Whenever I’ve seen this, I can’t help but think, he definitely stole this from someone whose name is a lot more awesome than his, right? Someone with a name like Iron Sheik or Gorilla Monsoon or The Undertaker. So I did some digging. I have come to learn the tricks of the internet. However much they want to throw you off the trail with things like the “Celebration Ostomy Support Belt”, I can still manage to prove my point. I’ll start out slow – a football-related robbery. On the famous 4th-and-26 play (it has its own Wikipedia page) where Donovan McNabb completed a pass to Freddie Mitchell, FredEx (more awesome name than Aaron Rodgers) celebrated with the championship belt. Click the link and you’ll see a video. If you checked out the Wikipedia page, you’ll notice that this celebration predated Rodgers’s entire NFL career. This seems like a moment Aaron Rodgers wouldn’t want to remind Packers fans of considering it knocked them out of the playoffs. So this has been done before. But it doesn’t stop there. Clearly, this motion originated in some way with boxing/wrestling/martial arts given that they generally have big belts. I knew I had seen this motion in UFC footage, but couldn’t place it. After days of searching, I finally stumbled across it. George Rush St. Pierre (obviously he’s Canadian and his name is still way more awesome than Aaron Rodgers) performed this maneuver after defeating Josh Koscheck (the guy that looks like a muppet and/or Bob Ross).

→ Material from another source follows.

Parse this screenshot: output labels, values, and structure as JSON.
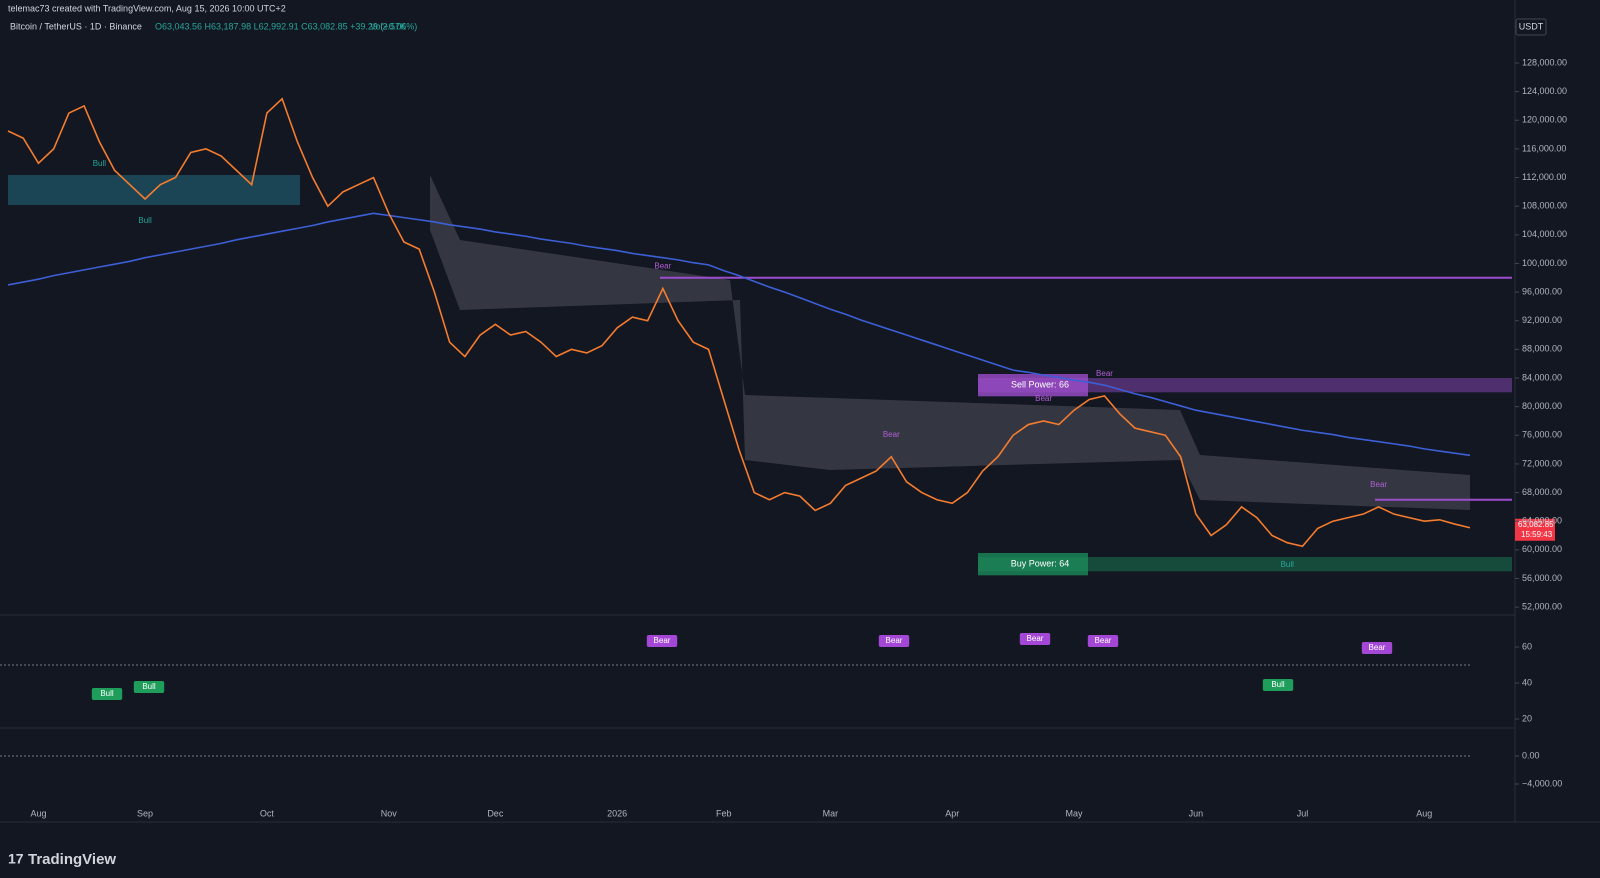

Here’s a video if the entire fight in case you want the proof (the belting begins at 19:44). For those that don’t care to watch modern day wrasslin’, here’s a blurry screenshot.
This is the only photo or video evidence I could find of the belt celebration. Maybe next week I’ll prove that the loch ness monster exists. I’m that good.
On a more technical note, I do have to give Rodgers credit for execution. Personally, I liked this celebration until the Packers started to matter to the Lions as division rivals. Now, all bets are off. I can’t stand it. And this dance isn’t without criticism. Mike McCarthy (Packers head coach) thought it was a sexual gesture for a while.
All in all, hopefully the Lions turn Cam Newton into a Superbleeder and make Aaron Rodgers cry like Rampage Jackson (much more awesome name than Aaron) when they smash him and take his belt.